The sensor head and the sensor computer are the primary components of Scout. The sensor head that is attached to the portal or tool in a leading position transmits video sequences of the joint or edge to the computer, where they are processed according to the light-slit / gray image method. In every single video image, up to five measuring points are recognized, guaranteeing a high density of measuring points, good signal-to-noise ratio and the reliable recognition of starting and end points of the joint. The sensor computer is based on VME bus and therefore supports all standardized interfaces. In laser beam welding, the work laser can be controlled via analog as well as digital interfaces. One-dimensional applications in joint tracking with a separate axis have also been successfully tested.
The team at Dr. Barthel Sensorsysteme GmbH now has a total of eight co-workers and is continuing to grow. The new headquarters in Schwabing (Munich) could soon prove too small again. Besides two vacancies that are going to be filled there is another reason for the limited space: an industrial SEF robot is now installed in order to be at the technicians' easy disposal for experiments.
An extremely useful investment, considering the fact that the intelligent integration of Scout measuring data into machine or robot control systems is one of the main aspects of their daily work. Interfaces to the most widespread control systems, however, have already been completed (Siemens 840, Siemens RCM, VW VRS1, IBH acro 8000, Power Automation PA 8000) or are in preparation (Comau C3G 900, Kuka VKR Cl).
Still, special adaptations are constantly being made to meet customer demands. Varying levels of integration are called for, and, in addition, Scout is capable of more than just determining the position of the joint. For example, every change in the process (due to e.g. thermal fluctuations) is detected.
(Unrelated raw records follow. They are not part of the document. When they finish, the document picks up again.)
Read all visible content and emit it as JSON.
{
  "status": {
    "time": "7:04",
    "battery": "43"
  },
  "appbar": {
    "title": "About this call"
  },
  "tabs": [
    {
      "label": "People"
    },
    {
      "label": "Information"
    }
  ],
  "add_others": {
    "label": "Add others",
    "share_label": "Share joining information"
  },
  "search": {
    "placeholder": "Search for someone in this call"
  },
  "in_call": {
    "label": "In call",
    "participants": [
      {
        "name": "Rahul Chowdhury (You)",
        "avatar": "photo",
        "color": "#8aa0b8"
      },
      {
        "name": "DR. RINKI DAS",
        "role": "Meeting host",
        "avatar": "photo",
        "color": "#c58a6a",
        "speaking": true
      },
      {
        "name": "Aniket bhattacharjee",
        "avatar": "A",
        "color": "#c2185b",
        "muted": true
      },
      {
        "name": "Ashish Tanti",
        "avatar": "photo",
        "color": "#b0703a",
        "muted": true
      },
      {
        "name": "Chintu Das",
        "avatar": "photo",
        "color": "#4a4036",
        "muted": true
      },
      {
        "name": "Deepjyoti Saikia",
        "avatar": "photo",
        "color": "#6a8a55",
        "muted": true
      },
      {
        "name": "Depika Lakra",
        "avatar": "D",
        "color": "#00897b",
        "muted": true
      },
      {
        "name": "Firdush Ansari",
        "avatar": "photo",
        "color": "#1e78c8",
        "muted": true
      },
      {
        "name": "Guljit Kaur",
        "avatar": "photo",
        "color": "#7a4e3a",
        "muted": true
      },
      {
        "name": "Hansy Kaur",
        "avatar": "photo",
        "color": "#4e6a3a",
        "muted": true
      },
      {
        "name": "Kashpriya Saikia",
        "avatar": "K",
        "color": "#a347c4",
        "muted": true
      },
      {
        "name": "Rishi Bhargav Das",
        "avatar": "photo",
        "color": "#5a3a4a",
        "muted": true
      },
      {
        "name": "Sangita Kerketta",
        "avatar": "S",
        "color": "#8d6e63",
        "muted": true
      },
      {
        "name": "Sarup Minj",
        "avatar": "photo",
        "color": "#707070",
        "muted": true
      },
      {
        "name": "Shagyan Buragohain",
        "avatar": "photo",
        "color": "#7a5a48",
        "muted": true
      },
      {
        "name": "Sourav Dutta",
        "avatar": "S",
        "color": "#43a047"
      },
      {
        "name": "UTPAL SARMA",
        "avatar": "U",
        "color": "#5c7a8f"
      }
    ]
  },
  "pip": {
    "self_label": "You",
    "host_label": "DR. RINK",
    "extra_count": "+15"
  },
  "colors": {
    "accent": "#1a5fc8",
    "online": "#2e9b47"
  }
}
By measuring the gap width, Scout can also help to control the amount of filler rod or the welding parameters. In electric arc welding, for instance, changes in quality can be determined by using data about the reinforcement of the weld, and the process controls can be adjusted accordingly. This alone brought Dr. Barthel and his team quite a number of orders for retrofits. "There were applications where the people said they didn't need the joint-guidance. But later, they saw the benefits of our system because after all it is interesting to know whether the gap changes."
More than 50 Scouts have been sold by now, with most of the customers coming from the automobile industry. The most common application is welding jobs in the manufacture of car bodies. The company has been doing very good business with Volkswagen and P.S.A. (Peugeot/Citroen) but is in contact with almost every automobile manufacturer in Europe. Additionally, there are customers from freight car or airplane manufacture, or from vessel construction for the food industry.
Since it was founded, Dr. Barthel's company has focused on one single product - the Scout. This will change, however. The topic "trailing quality check" in particular is intensively being worked on at the moment. Furthermore, there are projects in the works for a sensor system for MAG and MIG welding. Dr. Barthel: "It deals with solving a relatively simple measuring problem in the field of exhaust manifolds by using a designated sensor system. As you can see, we have a lot of ideas for products in other fields, the only restriction being that we exclusively do optical sensor systems."
However, the main focus is on Scout. After all, the company was swamped with inquiries and orders last year. The demand for sensor systems just is higher than some will admit in practical manufacturing. Dr. Barthel comments: "Our capacities were hardly sufficient to keep up in 1997" The current third generation of the sensor head is so compact that it is hardly comparable to the very first Scout. The next generation, that at present only exists on the drawing board, is to be even smaller. The goal is to completely hide the sensor head by integrating it into the tool holder. There, the upcoming Scout will do its work.